Re: SPARQL Protocol for RDF / feedback (fwd) from Dirk-Willem van Gulik on 2005-01-26 (public-rdf-dawg@w3.org from January to March 2005)

From: Dirk-Willem van Gulik <dirkx@webweaving.org>
Date: Wed, 26 Jan 2005 07:30:16 -0800 (PST)
To: "Seaborne, Andy" <andy.seaborne@hp.com>
cc: public-rdf-dawg@w3.org
Message-ID: <20050126072043.T96832@skutsje.san.webweaving.org>
On Wed, 26 Jan 2005, Seaborne, Andy wrote:

> > Some feedback
> >
> > URI layout
> >
> > a	GET http://foo.com//qps?query-lang=http...&graph-id=http..my.example%2F3.rdf&query=...
> > versus
> > b	GET http://foo.com//qps/query-lang=http.../graph-id=http..my.example%2F3.rdf/query=...
> > versus
> > c	POST http://foo.com//qps
> > 	with data payload
> > 	query-lang=http...&graph-id=http..my.example%2F3.rdf&query=...
> >
> > Though A and B are a URI with equal status and semantics - in reality
> > caches, loadbalancers, proxies and what not threat A as a function with
> > some argument (and implicitly assume some operation (which unclear side
> > effects on state)) and B in a more stateless way. And hence will not be
> > eager to cache around a - and be sticky by default in the case of a load
> > balancer.
>
> > This means that -if- the social contract among us is that a query does
> > _NOT_ change state (but see below about GraphCreated) - and that thus the
> > results can be cached or can be handled loadbalancer neutral that 'b'
> > gives a behaviour closer to that desire.
>
> Joseki does (a) and it exclitly sets the HTTP cache headers.  One usage model I
> have is that there is a database being exported as a read-only view via RDF to
> teh web and the updates still happen by another application.  Because updates do
> not do through the SPARQL service, any caching control is application determined
> and, typically, short (seconds, minutes).

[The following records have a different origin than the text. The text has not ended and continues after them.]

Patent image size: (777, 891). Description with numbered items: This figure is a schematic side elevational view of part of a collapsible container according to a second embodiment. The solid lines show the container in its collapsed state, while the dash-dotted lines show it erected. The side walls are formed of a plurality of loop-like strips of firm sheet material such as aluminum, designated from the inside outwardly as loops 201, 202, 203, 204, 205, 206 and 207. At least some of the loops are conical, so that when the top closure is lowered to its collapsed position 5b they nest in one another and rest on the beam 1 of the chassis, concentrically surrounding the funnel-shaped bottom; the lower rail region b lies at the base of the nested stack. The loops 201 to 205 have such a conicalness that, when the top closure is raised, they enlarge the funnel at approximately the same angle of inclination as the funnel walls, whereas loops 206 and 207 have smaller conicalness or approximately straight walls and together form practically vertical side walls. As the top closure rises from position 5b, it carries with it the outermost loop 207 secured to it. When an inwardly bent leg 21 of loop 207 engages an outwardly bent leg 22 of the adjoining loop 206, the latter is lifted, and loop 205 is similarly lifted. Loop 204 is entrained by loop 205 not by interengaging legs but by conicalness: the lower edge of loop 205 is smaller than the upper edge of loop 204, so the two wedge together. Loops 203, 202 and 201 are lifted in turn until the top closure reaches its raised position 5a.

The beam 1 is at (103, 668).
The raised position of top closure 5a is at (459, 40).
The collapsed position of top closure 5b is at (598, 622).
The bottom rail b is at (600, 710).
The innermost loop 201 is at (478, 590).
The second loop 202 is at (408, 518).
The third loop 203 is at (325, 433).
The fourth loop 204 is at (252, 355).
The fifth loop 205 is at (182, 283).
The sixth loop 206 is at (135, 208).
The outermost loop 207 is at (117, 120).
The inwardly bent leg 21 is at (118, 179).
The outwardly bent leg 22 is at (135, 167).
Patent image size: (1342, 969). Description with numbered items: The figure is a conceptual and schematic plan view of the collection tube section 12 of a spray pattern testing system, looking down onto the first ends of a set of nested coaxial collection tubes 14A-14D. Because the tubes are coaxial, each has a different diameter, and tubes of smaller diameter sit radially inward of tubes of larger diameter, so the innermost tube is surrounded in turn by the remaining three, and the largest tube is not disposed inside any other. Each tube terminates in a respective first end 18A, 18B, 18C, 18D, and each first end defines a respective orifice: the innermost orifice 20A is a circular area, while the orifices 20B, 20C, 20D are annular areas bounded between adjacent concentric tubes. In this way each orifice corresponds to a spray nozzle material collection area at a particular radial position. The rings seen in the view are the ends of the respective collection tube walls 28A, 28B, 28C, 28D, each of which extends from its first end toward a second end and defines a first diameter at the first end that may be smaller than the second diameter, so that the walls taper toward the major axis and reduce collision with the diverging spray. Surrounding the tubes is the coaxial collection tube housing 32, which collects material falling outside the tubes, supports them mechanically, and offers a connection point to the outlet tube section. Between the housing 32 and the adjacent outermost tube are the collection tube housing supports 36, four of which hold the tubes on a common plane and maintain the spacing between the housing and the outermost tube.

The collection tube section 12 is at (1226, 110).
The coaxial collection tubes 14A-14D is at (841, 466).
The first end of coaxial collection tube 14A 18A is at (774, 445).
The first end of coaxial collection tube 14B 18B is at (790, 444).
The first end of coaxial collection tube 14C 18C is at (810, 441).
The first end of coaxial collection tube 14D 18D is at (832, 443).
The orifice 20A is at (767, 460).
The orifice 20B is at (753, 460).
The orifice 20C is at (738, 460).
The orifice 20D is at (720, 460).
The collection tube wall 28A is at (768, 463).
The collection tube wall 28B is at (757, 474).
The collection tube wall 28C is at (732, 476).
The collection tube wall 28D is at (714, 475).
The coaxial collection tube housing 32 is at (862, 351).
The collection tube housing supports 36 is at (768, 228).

If the social contract is indeed a 'red only view' then IMHO 'b' captures
that better from a practical and deployed perspective. Though 'a' is
technically absolutely right (and yuu could throw in an E-Tag if you
wanted to) in actual practice it is fairly common to go "if index('?'..) {
donotcache=1; };".

> Where queries are dynamic the chances of a cache hit must be quite small (unless
> the cache is SPARQL aware and decomposes the query) for SELECTIO, CONSTRUCT.
> Maybe short DESCRIBE queries are more likely to be usefully cached.

Luckily it is easier to NOT cause things to be cached. Just ad an expired
and pragma or other appropriate hader.

The problem is getting caching at the right moment - esp. when in a
content deliverly network or loadbalancing environment. And not having to
be 'sticky' when not needed.

> Where queries are repetitive (fixed query, same application, many instances)
> then caching could benefiticial.  (Form you own position on the nature of
> typical semantic web applications.)

My personal take: very VERY beneficial (and one of the few area's where
the existing equipment and infrastructure seriously helps and has a 'leg
up' so to speak in competition with ODBC, JDBC, SOAP, etc).

> >
> > Finally option 'C' sidesteps a lot of these issues - but is not cacheble
> > at all.  It is crystal clear though and has no side effects. However it is
> > much more appropriate when things like a GraphCreated' and a
> > 'OperationRequestAccepted' are going to be implemented. However with 'C'
> > and 'A' the desired semantics of things like PermanentlyMoved and
> > TemporarilyMoved would need to be made very clear as a lot of software
> > assumes them to apply to the fqdn/path part of the URI and -not- to the ?=
> > query part.
>
> I think, in the HTTP binding, we need both POST and GET based queries.
>
> The more I think about it, the more I prefer the service centric paradigm - and
> can even believe that the model-centric one is a restricted case of service ==
> graph.

I _personally_ would prefer two modes:

A	none state changing non discriminating mode

		http://foo.com/cgi-bin/get.pl/foo=bar

	where you should set proper Expire, E-Tags and what
	not and -must- expect the result to be cached.

	And where a repeat of the operation will not change
	anything, etc.

B	service mode which uses POST only and where you
	may optionally set things like Pragma's to make
	crystal clear that caching is not the intention and
	that repeating the operation may in fact change state.

With in the spec some clear wording which says that a reply
like HTTP_NOT_ACCEPTABLE(406) or HTTP_NOT_IMPLEMENTED(501)
has some additional semantics - i.e. try the other method.

Dw.,
Received on Wednesday, 26 January 2005 15:34:43 UTC